Search is absolutely core to all of our businesses. With that in mind we are always working on innovating and making our platform more powerful than ever. We have just launched a handful of new search capabilities that you can begin using immediately. This gives everyone 7 different, powerful, and easy-to-use search methods to use when finding tracks on your SourceAudio site. Here they are:

1. “AND” searches (default): By default when you type in more than 1 term you’re running an “AND” search. The terms are reductive and you’ll refine your results as you add more terms.

2. “OR” searches: To run an “OR” search, simply include “OR” between multiple terms like this: “upbeat OR happy”.

3. Negative searches: To exclude a specific term from your search results set include a hyphen (“-“)  before that term in your query. For example, if you want to look for something upbeat without drums, you’d type this: “upbeat -drums”.
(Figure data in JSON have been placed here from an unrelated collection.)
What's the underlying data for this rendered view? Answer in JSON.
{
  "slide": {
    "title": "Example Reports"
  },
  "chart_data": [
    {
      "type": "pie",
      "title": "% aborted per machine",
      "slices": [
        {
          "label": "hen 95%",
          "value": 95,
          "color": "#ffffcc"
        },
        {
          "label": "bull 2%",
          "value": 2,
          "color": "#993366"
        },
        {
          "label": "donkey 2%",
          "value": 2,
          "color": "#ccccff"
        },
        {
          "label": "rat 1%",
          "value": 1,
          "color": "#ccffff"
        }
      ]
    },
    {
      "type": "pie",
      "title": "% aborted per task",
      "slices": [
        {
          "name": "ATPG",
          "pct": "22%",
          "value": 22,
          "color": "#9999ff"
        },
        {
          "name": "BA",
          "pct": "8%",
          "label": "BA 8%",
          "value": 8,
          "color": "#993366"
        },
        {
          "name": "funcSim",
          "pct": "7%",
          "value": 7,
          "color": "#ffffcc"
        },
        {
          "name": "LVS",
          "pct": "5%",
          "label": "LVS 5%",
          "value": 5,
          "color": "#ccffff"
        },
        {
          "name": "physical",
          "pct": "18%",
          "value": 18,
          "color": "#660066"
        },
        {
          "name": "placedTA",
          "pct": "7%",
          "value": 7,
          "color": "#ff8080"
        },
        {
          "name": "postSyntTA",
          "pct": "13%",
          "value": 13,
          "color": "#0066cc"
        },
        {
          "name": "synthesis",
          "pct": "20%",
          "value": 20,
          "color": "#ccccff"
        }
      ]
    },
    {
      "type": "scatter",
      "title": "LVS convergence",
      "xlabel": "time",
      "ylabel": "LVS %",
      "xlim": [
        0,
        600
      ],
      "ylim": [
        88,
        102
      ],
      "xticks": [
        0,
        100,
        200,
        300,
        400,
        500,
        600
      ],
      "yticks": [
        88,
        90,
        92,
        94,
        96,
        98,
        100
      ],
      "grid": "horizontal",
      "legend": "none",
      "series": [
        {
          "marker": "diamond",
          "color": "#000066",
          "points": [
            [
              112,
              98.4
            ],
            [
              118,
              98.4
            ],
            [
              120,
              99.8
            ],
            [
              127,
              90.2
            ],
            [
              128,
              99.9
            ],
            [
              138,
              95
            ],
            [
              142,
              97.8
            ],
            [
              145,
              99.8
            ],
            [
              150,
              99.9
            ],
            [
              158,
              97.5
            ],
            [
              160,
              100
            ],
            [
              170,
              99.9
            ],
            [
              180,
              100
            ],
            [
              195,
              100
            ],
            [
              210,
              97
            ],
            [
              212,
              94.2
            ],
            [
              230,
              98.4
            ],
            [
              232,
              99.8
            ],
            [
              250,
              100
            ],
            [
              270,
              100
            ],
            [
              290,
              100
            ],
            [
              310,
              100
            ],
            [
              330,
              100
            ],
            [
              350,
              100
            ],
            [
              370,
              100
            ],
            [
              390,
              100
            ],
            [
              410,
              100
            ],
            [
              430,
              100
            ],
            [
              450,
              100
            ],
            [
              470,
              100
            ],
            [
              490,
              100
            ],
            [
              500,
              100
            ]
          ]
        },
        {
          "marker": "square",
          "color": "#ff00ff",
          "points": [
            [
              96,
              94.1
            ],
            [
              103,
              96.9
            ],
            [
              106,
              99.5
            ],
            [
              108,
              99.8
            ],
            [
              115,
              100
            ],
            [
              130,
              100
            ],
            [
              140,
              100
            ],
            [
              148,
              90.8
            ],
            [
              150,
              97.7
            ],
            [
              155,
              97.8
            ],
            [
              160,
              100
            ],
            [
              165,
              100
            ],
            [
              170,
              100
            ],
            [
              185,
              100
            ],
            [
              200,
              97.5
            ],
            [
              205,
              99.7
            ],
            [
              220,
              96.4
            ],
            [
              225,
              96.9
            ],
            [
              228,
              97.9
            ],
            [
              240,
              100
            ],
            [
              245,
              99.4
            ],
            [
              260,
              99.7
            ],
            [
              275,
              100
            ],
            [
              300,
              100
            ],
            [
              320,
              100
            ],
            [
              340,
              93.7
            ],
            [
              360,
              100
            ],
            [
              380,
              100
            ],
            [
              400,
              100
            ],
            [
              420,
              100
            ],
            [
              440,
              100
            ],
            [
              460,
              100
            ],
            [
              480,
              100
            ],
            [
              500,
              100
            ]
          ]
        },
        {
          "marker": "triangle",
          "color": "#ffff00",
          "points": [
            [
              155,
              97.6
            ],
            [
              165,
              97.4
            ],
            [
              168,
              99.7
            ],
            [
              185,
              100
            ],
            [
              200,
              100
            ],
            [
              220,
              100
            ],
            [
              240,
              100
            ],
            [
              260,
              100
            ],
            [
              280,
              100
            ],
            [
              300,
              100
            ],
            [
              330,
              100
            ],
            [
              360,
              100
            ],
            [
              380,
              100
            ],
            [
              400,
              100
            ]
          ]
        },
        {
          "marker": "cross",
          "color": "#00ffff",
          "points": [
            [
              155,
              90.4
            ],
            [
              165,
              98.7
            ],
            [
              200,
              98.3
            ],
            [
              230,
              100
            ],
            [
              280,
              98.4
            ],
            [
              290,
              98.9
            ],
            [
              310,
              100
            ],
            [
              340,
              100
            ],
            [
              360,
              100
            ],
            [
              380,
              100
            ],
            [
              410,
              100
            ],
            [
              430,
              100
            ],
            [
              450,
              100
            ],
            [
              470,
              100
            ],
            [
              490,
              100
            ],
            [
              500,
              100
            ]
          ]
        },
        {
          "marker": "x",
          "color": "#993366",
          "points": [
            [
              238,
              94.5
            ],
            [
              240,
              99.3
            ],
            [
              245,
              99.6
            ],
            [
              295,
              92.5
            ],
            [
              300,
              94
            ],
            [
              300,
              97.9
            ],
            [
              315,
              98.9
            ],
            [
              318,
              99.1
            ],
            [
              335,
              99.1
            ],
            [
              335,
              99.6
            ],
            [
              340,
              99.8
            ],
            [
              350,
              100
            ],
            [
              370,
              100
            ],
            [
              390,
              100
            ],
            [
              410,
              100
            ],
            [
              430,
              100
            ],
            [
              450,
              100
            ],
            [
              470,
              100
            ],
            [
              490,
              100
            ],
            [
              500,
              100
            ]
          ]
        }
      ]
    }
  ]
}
4. Active browsing: We know metadata keywords are often subjective. Something you consistently call “upbeat” could be referred to consistently as “happy” by another person. To solve for this we created this new active browsing feature. Now when you scan any search results page you’ll notice that all of the terms are clickable. As you click the terms you’d like to explore further they instantly appear in your search field above, slowly building a new “AND” query as you add more terms. Give this new one a shot, it’s great!

5. Column/field searches: This one is great. To search within a single column simply type the column/field name followed by a colon and the term you’re looking for. For example if you want to find all tracks that have a mood of “upbeat”, you would type this into your search field: “mood: upbeat”. This works for all fields too so if you need to quickly find a specific track or artist it works great for that as well.

6. Phrase searching: If you need to find a specific phrase or string of keywords in a particular order just include quotes around your search terms. For example, if I’m looking for the song “Happy Birthday” I could search for “happy birthday to you” and you’ll only see results that have that exact string of keywords in their metadata.

7. Sonic Search: This one isn’t new but it’s worth mentioning as part of an overall search update. Find music with music with our proprietary signal processing search technology. Whether you need to find an exact match on a file or you’re looking for something that sounds similar to a song you have in mind, Sonic Search can handle it all for you.

We know you all have your go-to methods for searching and hopefully these new enhancements will give you more tools to help you and your clients find what you’re looking for faster!